Машина страха - страница 21

стр.

– И как же это понимать, друг мой? – с ледяной строгостью спросил Аполлон Григорьевич. При этом в глазах у него бегали хитрые искорки. Наверное, электричество из головы не выветрилось.

– О, это вы… Думал, ушли к себе фотографии проявлять, – с невинным выражением лица ответил Ванзаров. – Чрезвычайно рад видеть.

Обсуждать, как он фотографировал свои мысли, Лебедев не собирался. Дать Ванзарову разрушительное и непобедимое оружие для их споров, не говоря уже о насмешках? Да ни за что! Упираться и молчать, как закоренелый каторжник.

– Какие фотографии? С чего вы взяли?

– Те, что у вас под мышкой. Из-под пальто выпирает плоский прямой уголок. Наверняка фотографическая пластинка. Для одной толстовато, вероятно, две…

Лебедев отдавал должное умению друга видеть и замечать мелкие детали, из которых тот делал большие выводы. Но сейчас талант играл против него.

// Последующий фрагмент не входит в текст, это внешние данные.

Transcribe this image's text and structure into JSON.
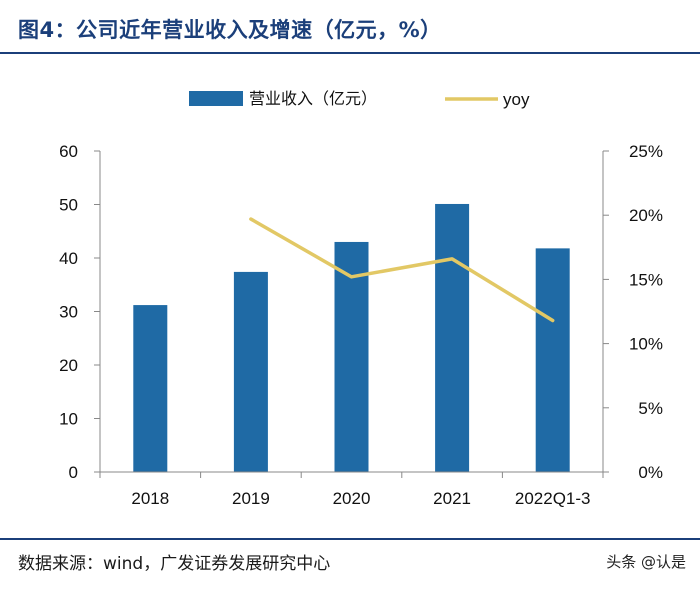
{
  "figure": {
    "title": "图4：公司近年营业收入及增速（亿元，%）",
    "source": "数据来源：wind，广发证券发展研究中心",
    "watermark": "头条 @认是"
  },
  "chart_data": {
    "type": "bar+line",
    "title": "公司近年营业收入及增速（亿元，%）",
    "categories": [
      "2018",
      "2019",
      "2020",
      "2021",
      "2022Q1-3"
    ],
    "series": [
      {
        "name": "营业收入（亿元）",
        "kind": "bar",
        "axis": "left",
        "values": [
          31.2,
          37.4,
          43.0,
          50.1,
          41.8
        ],
        "color": "#1f6aa5"
      },
      {
        "name": "yoy",
        "kind": "line",
        "axis": "right",
        "values": [
          null,
          19.7,
          15.2,
          16.6,
          11.8
        ],
        "color": "#e2c865"
      }
    ],
    "y_left": {
      "min": 0,
      "max": 60,
      "ticks": [
        0,
        10,
        20,
        30,
        40,
        50,
        60
      ],
      "ticklabels": [
        "0",
        "10",
        "20",
        "30",
        "40",
        "50",
        "60"
      ]
    },
    "y_right": {
      "min": 0,
      "max": 25,
      "ticks": [
        0,
        5,
        10,
        15,
        20,
        25
      ],
      "ticklabels": [
        "0%",
        "5%",
        "10%",
        "15%",
        "20%",
        "25%"
      ]
    },
    "legend": {
      "position": "top",
      "entries": [
        "营业收入（亿元）",
        "yoy"
      ]
    },
    "grid": false
  }
}
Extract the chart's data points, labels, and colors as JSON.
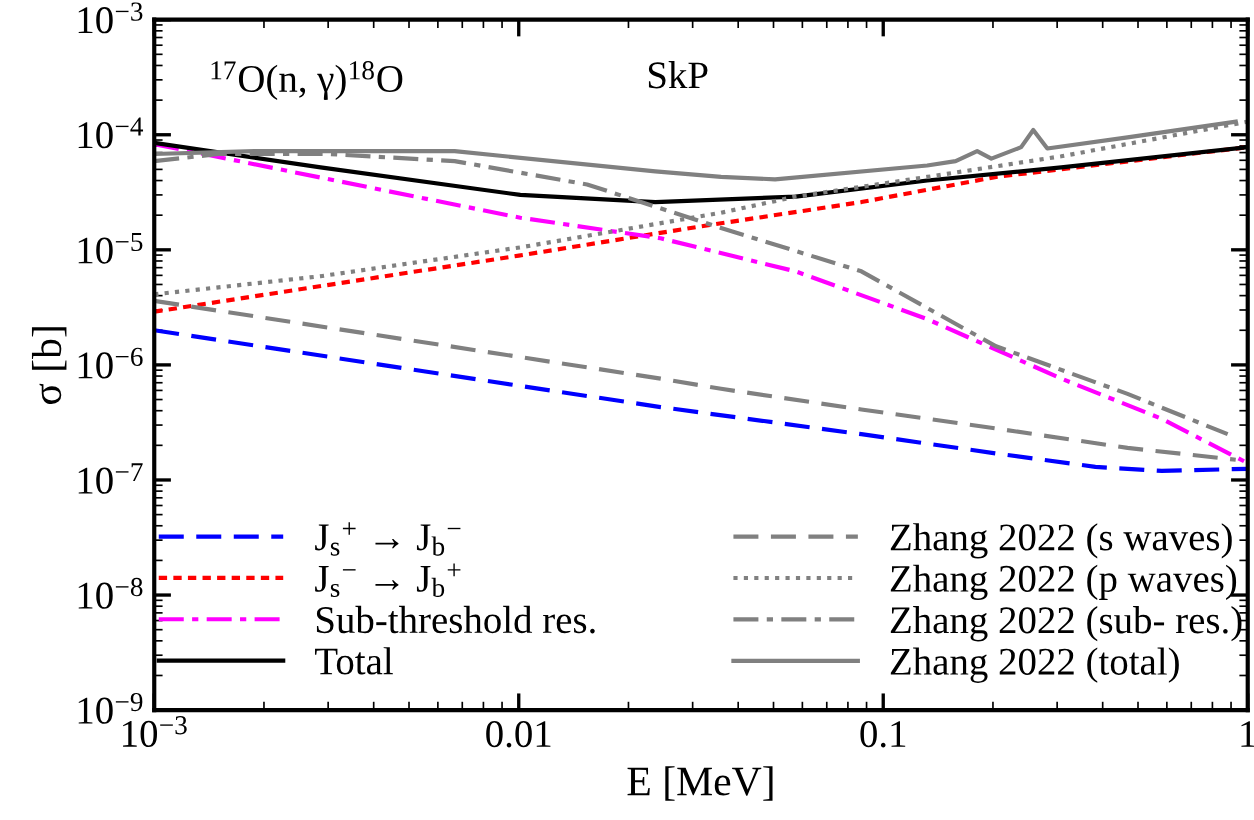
{
  "chart_data": {
    "type": "line",
    "xlabel": "E [MeV]",
    "ylabel": "σ [b]",
    "annotations": [
      "$^{17}$O(n, γ)$^{18}$O",
      "SkP"
    ],
    "log": "xy",
    "grid": false,
    "legend": "bottom",
    "marker": "none",
    "xlim": [
      0.001,
      1
    ],
    "ylim": [
      1e-09,
      0.001
    ],
    "xticks": [
      {
        "value": 0.001,
        "label": "10$^{−3}$"
      },
      0.01,
      0.1,
      1
    ],
    "yticks": [
      {
        "value": 1e-09,
        "label": "10$^{−9}$"
      },
      {
        "value": 1e-08,
        "label": "10$^{−8}$"
      },
      {
        "value": 1e-07,
        "label": "10$^{−7}$"
      },
      {
        "value": 1e-06,
        "label": "10$^{−6}$"
      },
      {
        "value": 1e-05,
        "label": "10$^{−5}$"
      },
      {
        "value": 0.0001,
        "label": "10$^{−4}$"
      },
      {
        "value": 0.001,
        "label": "10$^{−3}$"
      }
    ],
    "series": [
      {
        "name": "J$_{s}$$^{+}$ → J$_{b}$$^{−}$",
        "color": "#0000ff",
        "line_style": "dashed",
        "x": [
          0.001,
          0.01,
          0.0245,
          0.0871,
          0.204,
          0.382,
          0.581,
          1
        ],
        "values": [
          2e-06,
          6.6e-07,
          4.3e-07,
          2.5e-07,
          1.7e-07,
          1.3e-07,
          1.2e-07,
          1.25e-07
        ]
      },
      {
        "name": "J$_{s}$$^{−}$ → J$_{b}$$^{+}$",
        "color": "#ff0000",
        "line_style": "dotted",
        "x": [
          0.001,
          0.01,
          0.0316,
          0.0871,
          0.204,
          1
        ],
        "values": [
          2.9e-06,
          8.9e-06,
          1.6e-05,
          2.6e-05,
          4.3e-05,
          7.8e-05
        ]
      },
      {
        "name": "Sub-threshold res.",
        "color": "#ff00ff",
        "line_style": "dashdot",
        "x": [
          0.001,
          0.0101,
          0.0245,
          0.0575,
          0.132,
          0.308,
          0.581,
          1
        ],
        "values": [
          8.3e-05,
          1.9e-05,
          1.26e-05,
          6.5e-06,
          2.5e-06,
          7.6e-07,
          3.4e-07,
          1.4e-07
        ]
      },
      {
        "name": "Total",
        "color": "#000000",
        "line_style": "solid",
        "x": [
          0.001,
          0.00286,
          0.0101,
          0.0237,
          0.0575,
          0.132,
          0.308,
          1
        ],
        "values": [
          8.5e-05,
          5.2e-05,
          3e-05,
          2.6e-05,
          2.9e-05,
          4e-05,
          5.2e-05,
          7.8e-05
        ]
      },
      {
        "name": "Zhang 2022 (s waves)",
        "color": "#808080",
        "line_style": "dashed",
        "x": [
          0.001,
          0.0245,
          0.0359,
          0.0871,
          0.204,
          0.468,
          0.927
        ],
        "values": [
          3.6e-06,
          7.6e-07,
          6.2e-07,
          4.1e-07,
          2.8e-07,
          1.9e-07,
          1.5e-07
        ]
      },
      {
        "name": "Zhang 2022 (p waves)",
        "color": "#808080",
        "line_style": "dotted",
        "x": [
          0.001,
          0.00286,
          0.0101,
          0.0359,
          0.0575,
          0.132,
          0.308,
          1
        ],
        "values": [
          4.1e-06,
          5.9e-06,
          1.05e-05,
          2.1e-05,
          2.9e-05,
          4.3e-05,
          6.5e-05,
          0.00013
        ]
      },
      {
        "name": "Zhang 2022 (sub- res.)",
        "color": "#808080",
        "line_style": "dashdot",
        "x": [
          0.001,
          0.0015,
          0.003,
          0.00667,
          0.0154,
          0.0359,
          0.0871,
          0.204,
          0.468,
          0.881
        ],
        "values": [
          5.9e-05,
          6.8e-05,
          6.8e-05,
          5.9e-05,
          3.7e-05,
          1.55e-05,
          6.5e-06,
          1.45e-06,
          5.6e-07,
          2.5e-07
        ]
      },
      {
        "name": "Zhang 2022 (total)",
        "color": "#808080",
        "line_style": "solid",
        "x": [
          0.001,
          0.00188,
          0.00667,
          0.0237,
          0.0359,
          0.0505,
          0.132,
          0.158,
          0.181,
          0.198,
          0.239,
          0.258,
          0.282,
          0.468,
          0.927
        ],
        "values": [
          6.8e-05,
          7.2e-05,
          7.2e-05,
          4.8e-05,
          4.3e-05,
          4.1e-05,
          5.4e-05,
          5.9e-05,
          7.2e-05,
          6.2e-05,
          7.8e-05,
          0.00011,
          7.6e-05,
          9.5e-05,
          0.00013
        ]
      }
    ]
  }
}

– Да, фотографии… Они у меня с собой были… При себе, – отвечал Лебедев не слишком умело. – Они вообще не имеют отношения к Погорельскому.

– Разве я спрашивал вас об этом?

Тут Аполлон Григорьевич понял, что почти проболтался. Еще слово, и ему придется исповедаться и про пластинку у лба, и про доркографию. Из него буквально вытащат признание. А все эта проклятая ванзаровская логика. Или сократовская, пес их побери обоих…

– Да что вы привязались! – возмутился он. – Мои фотопластинки… Отстаньте!

– Директор Зволянский попросил вас сфотографировать доктора на память? – спросил Ванзаров, соединив в логическую цепочку разрозненные факты, какие знал. Эффект превзошел ожидания: Лебедев растерялся. Великий криминалист был сражен нечеловеческой проницательностью. Или волшебством. Одно из двух.

– Это вы как… Откуда… Что еще такое… – растерянно проговорил он.

Логика бесцеремонно указывала: Зволянский «расплатился» с Погорельским за то, что тот ввел в кружок спиритов юношу Сверчкова. Расплатился по-крупному, если пошел на поклон к Лебедеву. Как видно, дело Сверчкова того стоило. Что вызывало неожиданные вопросы…

– Аполлон Григорьевич, простите за шутку, – сказал Ванзаров, склоняя голову. – Болтаю что ни попадя…

Испытав облегчение и злясь на себя, Лебедев постарался задать жару:

– А вы-то что делали у этого безумца? Приходит, журнальчик подает, автограф просит, глазками мне знаки подает! Что это за цирк устроили? Тоже небось Зволянский приказал?

– Да, приказал, – кротко ответил Ванзаров.

Буря стихла. Долго злиться на друга Лебедев не умел. Тем более сам виноват. А тут еще мелькнул новый интерес.

– Это по какому делу? – спросил он без всякого раздражения, подхватывая Ванзарова под руку. – Почему я ничего не знаю?

– Рад бы, но не могу…

Аполлон Григорьевич хотел было обидеться, но не смог. Он знал, что, если Ванзаров помалкивает, тому есть веские причины. И давить на него бесполезно. Он не пристав, не поддастся…

– Зато прошу вас о помощи, – продолжил Ванзаров.

Что для Лебедева прозвучало лучшим из комплиментов.

– Уж не знаю, смогу ли… Куда мне до вас… И логика у вас, и майевтика, и даже глупейшая психологика… А что у меня? Так, микроскоп да реактивы…

– Без вас, Аполлон Григорьевич, без вашего опыта и знаний, логика слепа и беспомощна… Как котенок…

– Ладно уж, чего там… – криминалист расцвел, как осенний цветок. Да, слаб великий человек к похвале, тщеславен, что поделать…

– Представьте ситуацию: юноша примерно двадцати двух лет, хорошо образован, не бедствует, в начале блестящей карьеры вдруг без видимой причины стреляет в своего покровителя и благодетеля. Причем вообще не помнит о поступке.

– Врет, – сразу ответил Лебедев.

– Не умеет, – ответил Ванзаров. – Я проверил.

– Значит, был пьян.

– Не пьет, примерного поведения.

– Ревность, – сказал Лебедев и тут же мотнул головой. – Нет, это же сразу ясно… Тогда революционер. Они умеют мозги выворачивать.

– Не годится.

– Почему?

Ванзаров не мог помянуть психологику и Бурцова ни вместе, ни по отдельности. Над психологикой Лебедев издевался, считая лженаукой, а судебного следователя на дух не переносил. Были у них неприятные стычки.

– В таком случае им бы занимались другие господа.

Прозрачный намек Аполлон Григорьевич понял, ответ счел достойным.